5 Dangers of Rehab Loans

Rehab loans can get you into trouble. It is important to understand the dangers of these loans so that you can avoid the damage that they can cause to your credit and personal finances. Consider these five dangers of rehab loans before you decide to borrow.

Reason #1: Higher Interest Rates

Financial institutions consider rehabilitation loans a higher risk than conventional mortgages. This is due to the fact that rehab loans are based on the projected value of the property after the renovations are complete. It is for this reason that rehabilitation loans have higher interest rates than conventional loans.

Reason #2: Payment Due Upon Sale of Property

If you are flipping a property (buying and fixing up a place for resale), or you plan to sell your home after the upgrades and repairs are made, you may be required to pay the loan in full upon selling the property. If the house sits on the market for a long time, you may be stuck with carrying costs which will reduce your profit on the sale. If you sell the property and it does not cover the projected value, you will have to pay the balance of the rehab loan out of your own pocket.
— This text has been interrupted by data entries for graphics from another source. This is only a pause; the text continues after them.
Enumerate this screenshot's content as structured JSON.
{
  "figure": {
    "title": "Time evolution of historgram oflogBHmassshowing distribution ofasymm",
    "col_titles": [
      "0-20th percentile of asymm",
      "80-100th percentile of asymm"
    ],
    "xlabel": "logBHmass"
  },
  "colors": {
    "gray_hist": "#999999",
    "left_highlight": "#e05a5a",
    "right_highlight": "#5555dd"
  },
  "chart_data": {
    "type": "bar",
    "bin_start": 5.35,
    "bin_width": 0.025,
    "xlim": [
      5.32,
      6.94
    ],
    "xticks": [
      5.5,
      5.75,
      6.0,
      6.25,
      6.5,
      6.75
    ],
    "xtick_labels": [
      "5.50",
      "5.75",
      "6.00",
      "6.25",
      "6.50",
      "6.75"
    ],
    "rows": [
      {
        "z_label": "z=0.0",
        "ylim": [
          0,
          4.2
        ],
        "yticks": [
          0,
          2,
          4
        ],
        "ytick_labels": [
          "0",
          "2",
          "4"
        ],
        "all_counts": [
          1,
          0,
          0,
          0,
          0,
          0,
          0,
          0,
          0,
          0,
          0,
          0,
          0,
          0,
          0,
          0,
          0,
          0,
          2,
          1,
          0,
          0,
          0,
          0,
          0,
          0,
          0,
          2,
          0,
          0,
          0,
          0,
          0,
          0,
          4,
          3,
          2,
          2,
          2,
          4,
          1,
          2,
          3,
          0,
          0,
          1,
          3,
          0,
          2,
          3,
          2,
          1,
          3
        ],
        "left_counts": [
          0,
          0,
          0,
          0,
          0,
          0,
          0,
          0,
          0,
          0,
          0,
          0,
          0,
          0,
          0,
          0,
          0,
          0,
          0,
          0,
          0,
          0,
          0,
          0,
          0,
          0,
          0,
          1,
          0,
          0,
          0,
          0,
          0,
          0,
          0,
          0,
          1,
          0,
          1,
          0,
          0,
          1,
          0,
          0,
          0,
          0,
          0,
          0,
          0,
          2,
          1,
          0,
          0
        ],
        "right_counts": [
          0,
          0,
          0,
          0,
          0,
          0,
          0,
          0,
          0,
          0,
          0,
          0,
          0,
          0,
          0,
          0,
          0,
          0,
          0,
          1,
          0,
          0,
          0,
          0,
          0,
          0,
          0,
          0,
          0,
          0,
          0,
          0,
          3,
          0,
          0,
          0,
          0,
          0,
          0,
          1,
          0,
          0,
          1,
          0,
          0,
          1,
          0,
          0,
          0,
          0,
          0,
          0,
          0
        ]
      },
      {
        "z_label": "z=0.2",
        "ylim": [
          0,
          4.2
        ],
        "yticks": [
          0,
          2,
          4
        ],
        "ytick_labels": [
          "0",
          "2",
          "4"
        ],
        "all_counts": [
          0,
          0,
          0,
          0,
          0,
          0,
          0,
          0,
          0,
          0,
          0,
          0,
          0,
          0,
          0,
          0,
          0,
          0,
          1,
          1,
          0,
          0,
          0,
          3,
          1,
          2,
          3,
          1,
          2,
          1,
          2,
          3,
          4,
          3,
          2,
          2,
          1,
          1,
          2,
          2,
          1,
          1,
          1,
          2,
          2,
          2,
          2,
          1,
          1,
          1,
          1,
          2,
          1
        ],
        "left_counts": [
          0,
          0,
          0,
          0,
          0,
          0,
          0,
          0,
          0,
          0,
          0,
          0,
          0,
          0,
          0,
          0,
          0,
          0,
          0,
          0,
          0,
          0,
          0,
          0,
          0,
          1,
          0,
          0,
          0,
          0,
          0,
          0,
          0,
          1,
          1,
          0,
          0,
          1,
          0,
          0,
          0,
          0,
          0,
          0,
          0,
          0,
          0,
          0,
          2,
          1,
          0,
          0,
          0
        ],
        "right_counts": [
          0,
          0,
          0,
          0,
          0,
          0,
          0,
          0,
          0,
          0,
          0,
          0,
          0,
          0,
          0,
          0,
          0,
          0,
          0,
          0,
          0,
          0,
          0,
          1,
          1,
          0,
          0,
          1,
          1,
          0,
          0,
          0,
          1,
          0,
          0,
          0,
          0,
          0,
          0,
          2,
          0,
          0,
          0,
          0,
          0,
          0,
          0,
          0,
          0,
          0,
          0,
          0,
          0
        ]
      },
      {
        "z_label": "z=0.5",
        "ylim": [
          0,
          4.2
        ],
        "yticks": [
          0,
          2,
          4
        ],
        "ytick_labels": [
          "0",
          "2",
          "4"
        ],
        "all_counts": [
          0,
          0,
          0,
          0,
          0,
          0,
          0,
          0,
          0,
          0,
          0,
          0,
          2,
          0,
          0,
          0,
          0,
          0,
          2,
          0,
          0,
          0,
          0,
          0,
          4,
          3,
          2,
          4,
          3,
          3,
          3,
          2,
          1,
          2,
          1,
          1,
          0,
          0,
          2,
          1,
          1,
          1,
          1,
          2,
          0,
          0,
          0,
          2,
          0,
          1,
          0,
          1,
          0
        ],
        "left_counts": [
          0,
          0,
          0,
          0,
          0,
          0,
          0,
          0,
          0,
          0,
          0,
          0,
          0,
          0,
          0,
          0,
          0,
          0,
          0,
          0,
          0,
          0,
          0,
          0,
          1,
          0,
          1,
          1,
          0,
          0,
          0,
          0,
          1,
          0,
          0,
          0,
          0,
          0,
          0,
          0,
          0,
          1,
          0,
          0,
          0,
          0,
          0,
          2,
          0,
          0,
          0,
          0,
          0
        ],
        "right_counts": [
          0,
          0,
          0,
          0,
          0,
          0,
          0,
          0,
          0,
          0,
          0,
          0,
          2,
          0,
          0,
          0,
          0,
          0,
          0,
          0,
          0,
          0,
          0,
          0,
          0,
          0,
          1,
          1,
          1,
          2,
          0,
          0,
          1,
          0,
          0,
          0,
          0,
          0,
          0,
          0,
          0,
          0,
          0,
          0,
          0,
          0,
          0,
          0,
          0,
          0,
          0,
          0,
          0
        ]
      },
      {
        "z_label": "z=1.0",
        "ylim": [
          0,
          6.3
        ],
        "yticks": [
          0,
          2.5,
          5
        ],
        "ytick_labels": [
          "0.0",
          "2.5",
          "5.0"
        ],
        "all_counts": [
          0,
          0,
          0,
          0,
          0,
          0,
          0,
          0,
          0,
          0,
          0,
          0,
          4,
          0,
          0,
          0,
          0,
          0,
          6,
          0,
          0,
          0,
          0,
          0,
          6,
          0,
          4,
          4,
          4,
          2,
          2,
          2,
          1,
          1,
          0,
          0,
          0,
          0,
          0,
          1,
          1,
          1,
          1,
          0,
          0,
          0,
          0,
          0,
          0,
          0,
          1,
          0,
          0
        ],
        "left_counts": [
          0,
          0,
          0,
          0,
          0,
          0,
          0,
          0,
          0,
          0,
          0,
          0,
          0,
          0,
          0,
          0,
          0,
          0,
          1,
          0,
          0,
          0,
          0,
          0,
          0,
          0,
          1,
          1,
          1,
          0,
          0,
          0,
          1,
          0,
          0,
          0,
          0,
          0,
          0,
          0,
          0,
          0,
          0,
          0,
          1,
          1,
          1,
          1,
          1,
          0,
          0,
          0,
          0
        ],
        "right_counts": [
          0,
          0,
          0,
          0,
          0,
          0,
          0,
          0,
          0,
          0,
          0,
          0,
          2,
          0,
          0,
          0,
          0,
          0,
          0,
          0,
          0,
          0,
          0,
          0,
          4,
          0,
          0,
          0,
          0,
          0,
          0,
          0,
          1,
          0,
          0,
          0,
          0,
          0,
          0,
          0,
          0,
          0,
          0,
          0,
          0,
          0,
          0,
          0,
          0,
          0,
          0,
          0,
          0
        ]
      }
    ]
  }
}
Reason #3: Unexpected Fees at Closing

It is the borrower's responsibility to cover many of the related costs at closing, including inspections, permits, and appraisals. These fees can sometimes be factored into the total loan amount, but you are still responsible for paying them, either upfront or under repayment terms.
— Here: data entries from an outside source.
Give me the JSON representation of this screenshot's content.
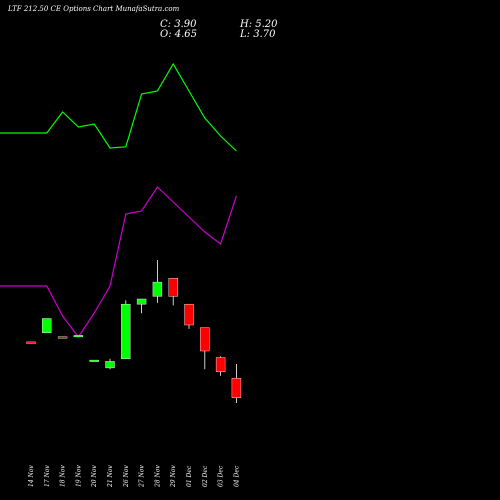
{
  "header": {
    "title": "LTF 212.50  CE Options  Chart MunafaSutra.com",
    "close_label": "C: 3.90",
    "open_label": "O: 4.65",
    "high_label": "H: 5.20",
    "low_label": "L: 3.70"
  },
  "chart_data": {
    "type": "candlestick",
    "categories": [
      "14 Nov",
      "17 Nov",
      "18 Nov",
      "19 Nov",
      "20 Nov",
      "21 Nov",
      "26 Nov",
      "27 Nov",
      "28 Nov",
      "29 Nov",
      "01 Dec",
      "02 Dec",
      "03 Dec",
      "04 Dec"
    ],
    "candles": [
      {
        "open": 6.05,
        "high": 6.05,
        "low": 6.0,
        "close": 6.0
      },
      {
        "open": 6.4,
        "high": 6.95,
        "low": 6.4,
        "close": 6.95
      },
      {
        "open": 6.25,
        "high": 6.25,
        "low": 6.2,
        "close": 6.2
      },
      {
        "open": 6.3,
        "high": 6.3,
        "low": 6.3,
        "close": 6.3
      },
      {
        "open": 5.35,
        "high": 5.35,
        "low": 5.35,
        "close": 5.35
      },
      {
        "open": 5.05,
        "high": 5.4,
        "low": 5.0,
        "close": 5.3
      },
      {
        "open": 5.4,
        "high": 7.65,
        "low": 5.4,
        "close": 7.5
      },
      {
        "open": 7.5,
        "high": 7.7,
        "low": 7.15,
        "close": 7.7
      },
      {
        "open": 7.8,
        "high": 9.2,
        "low": 7.55,
        "close": 8.35
      },
      {
        "open": 8.5,
        "high": 8.5,
        "low": 7.45,
        "close": 7.8
      },
      {
        "open": 7.5,
        "high": 7.5,
        "low": 6.55,
        "close": 6.7
      },
      {
        "open": 6.6,
        "high": 6.6,
        "low": 5.0,
        "close": 5.7
      },
      {
        "open": 5.45,
        "high": 5.5,
        "low": 4.75,
        "close": 4.9
      },
      {
        "open": 4.65,
        "high": 5.2,
        "low": 3.7,
        "close": 3.9
      }
    ],
    "upper_line": [
      15.2,
      15.2,
      15.55,
      15.3,
      15.35,
      14.95,
      14.97,
      15.85,
      15.9,
      16.35,
      15.9,
      15.45,
      15.15,
      14.9
    ],
    "lower_line": [
      12.65,
      12.65,
      12.15,
      11.8,
      12.2,
      12.65,
      13.85,
      13.9,
      14.3,
      14.05,
      13.8,
      13.55,
      13.35,
      14.15
    ],
    "colors": {
      "up": "#00ff00",
      "down": "#ff0000",
      "upper_line": "#00ff00",
      "lower_line": "#cc00cc",
      "background": "#000000",
      "wick": "#ffffff"
    }
  }
}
Reason #4: Your Project Could Go Over Budget

While a rehabilitation loan will normally cover costs of repairs and renovations, there may be unexpected expenses that arise during the course of the project. Pest control, electrical problems, plumbing, or rotten flooring are among some of the costly problems that can surface during a renovation. If the loan amount does not cover these unforeseen issues, you will have to pay out of pocket to complete the work. If you have to borrow more money, you are only perpetuating a debt cycle that could be harmful.

Reason #5: The Housing Market Could Drop by the Time Upgrades are Complete

Again, your loan amount will be based on a projected value that is not necessarily guaranteed. Should depreciation occur in the general neighborhood of your project, you may not be able to sell the property for the amount of your loan. You could lose money rather than gain money, as you will still be responsible for settling the full amount of your rehab loan.